The law approved by voters in 2020 says that automakers must provide consumers and repair shops with “telematics” information so independent repair shops can have them as readily available as authorized dealers.
The Alliance for Automotive Innovation, a group consisting of the world’s major carmakers, filed a suit against the law the moment it was approved by voters.
There has not been a ruling on the lawsuit yet.
According to the Globe report, because of this enforcement, car dealers in June will have to divulge the “telematics” data, a way to access the data and provide access to auto repair shops to make repairs. If they don’t comply, they could be sued by repair shops or car owners for triple damages or $10,000.

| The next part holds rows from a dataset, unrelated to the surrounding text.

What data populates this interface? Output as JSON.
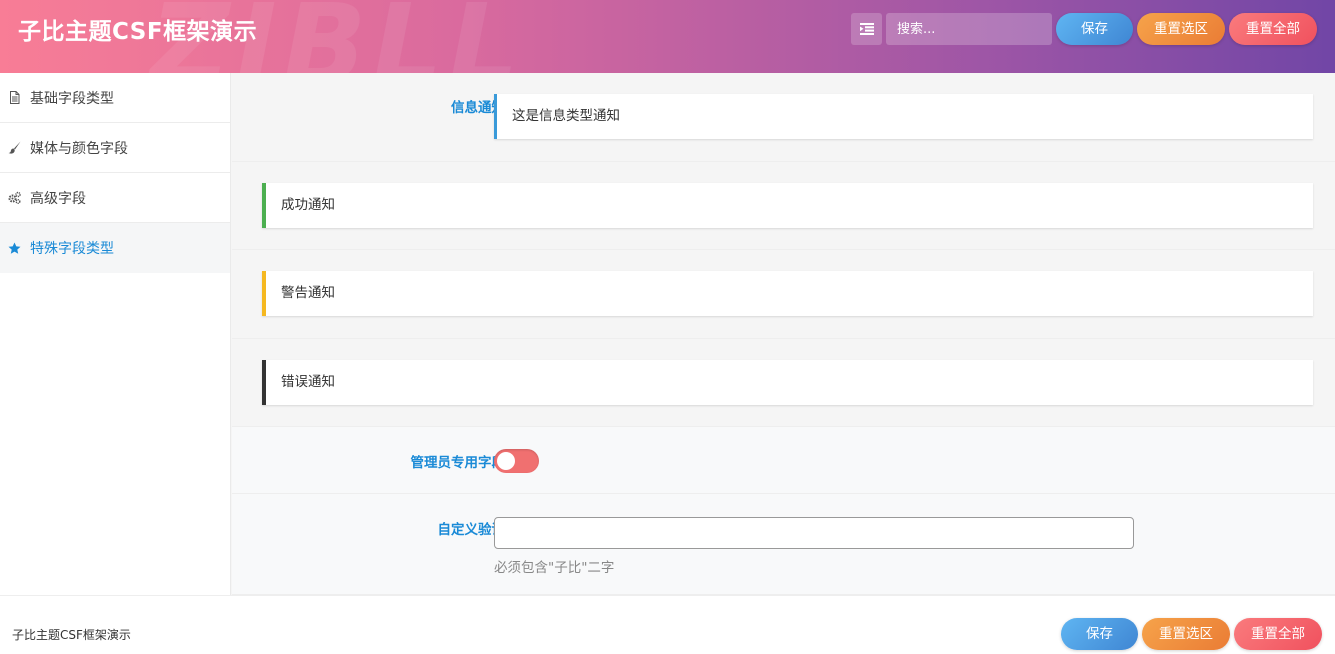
{
  "header": {
    "title": "子比主题CSF框架演示",
    "watermark": "ZIBLL",
    "search_placeholder": "搜索...",
    "save_label": "保存",
    "reset_section_label": "重置选区",
    "reset_all_label": "重置全部"
  },
  "sidebar": {
    "items": [
      {
        "label": "基础字段类型",
        "icon": "file-text-icon"
      },
      {
        "label": "媒体与颜色字段",
        "icon": "paint-brush-icon"
      },
      {
        "label": "高级字段",
        "icon": "cogs-icon"
      },
      {
        "label": "特殊字段类型",
        "icon": "star-icon",
        "active": true
      }
    ]
  },
  "content": {
    "info_label": "信息通知",
    "info_text": "这是信息类型通知",
    "success_text": "成功通知",
    "warning_text": "警告通知",
    "danger_text": "错误通知",
    "admin_label": "管理员专用字段",
    "admin_toggle_on": false,
    "validate_label": "自定义验证",
    "validate_value": "",
    "validate_help": "必须包含\"子比\"二字"
  },
  "footer": {
    "title": "子比主题CSF框架演示",
    "save_label": "保存",
    "reset_section_label": "重置选区",
    "reset_all_label": "重置全部"
  },
  "colors": {
    "accent": "#1a8ad6",
    "info": "#3a9ad9",
    "success": "#4caf50",
    "warning": "#f5b820",
    "danger": "#333333",
    "toggle_off": "#f07070"
  }
}
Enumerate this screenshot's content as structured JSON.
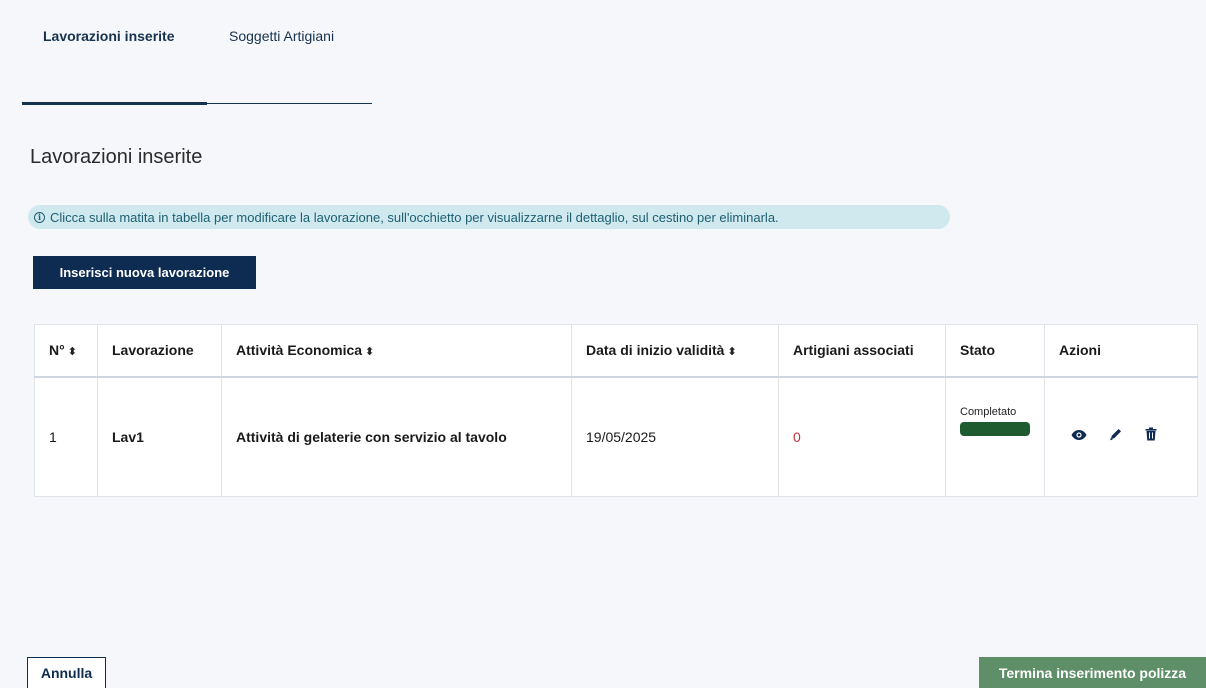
{
  "tabs": [
    {
      "label": "Lavorazioni inserite",
      "active": true
    },
    {
      "label": "Soggetti Artigiani",
      "active": false
    }
  ],
  "section": {
    "title": "Lavorazioni inserite",
    "info_text": "Clicca sulla matita in tabella per modificare la lavorazione, sull'occhietto per visualizzarne il dettaglio, sul cestino per eliminarla.",
    "info_icon": "info-circle-icon"
  },
  "buttons": {
    "add": "Inserisci nuova lavorazione",
    "cancel": "Annulla",
    "finish": "Termina inserimento polizza"
  },
  "table": {
    "headers": {
      "n": "N°",
      "lavorazione": "Lavorazione",
      "attivita": "Attività Economica",
      "data": "Data di inizio validità",
      "artigiani": "Artigiani associati",
      "stato": "Stato",
      "azioni": "Azioni"
    },
    "rows": [
      {
        "n": "1",
        "lavorazione": "Lav1",
        "attivita": "Attività di gelaterie con servizio al tavolo",
        "data": "19/05/2025",
        "artigiani": "0",
        "stato": "Completato",
        "stato_color": "#1e5b2e"
      }
    ]
  },
  "colors": {
    "primary": "#0e2c52",
    "info_bg": "#cfe9ef",
    "finish_bg": "#5e8f68",
    "zero_value": "#c8323f"
  }
}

“On behalf of all Massachusetts independent repair shops and 4,000 members statewide, we thank Attorney General Campbell for standing with the voters and their right to get their car fixed wherever they choose as automakers increasingly try to create a monopoly in the car repair market.” the Massachusetts Right to Repair Coalition said in a statement Thursday.
“It has been more than 2 years since Massachusetts voters approved Right to Repair by a 75-25 margin and the Attorney General’s action is a breath of fresh air for consumers and the independent auto repair market,” they added. “During this delay, the automobile manufacturers have been unfairly steering new customers to their franchised dealerships, and consumers are losing. We urge the federal court to finally rule in this case and appreciate the Attorney General’s action moving forward.”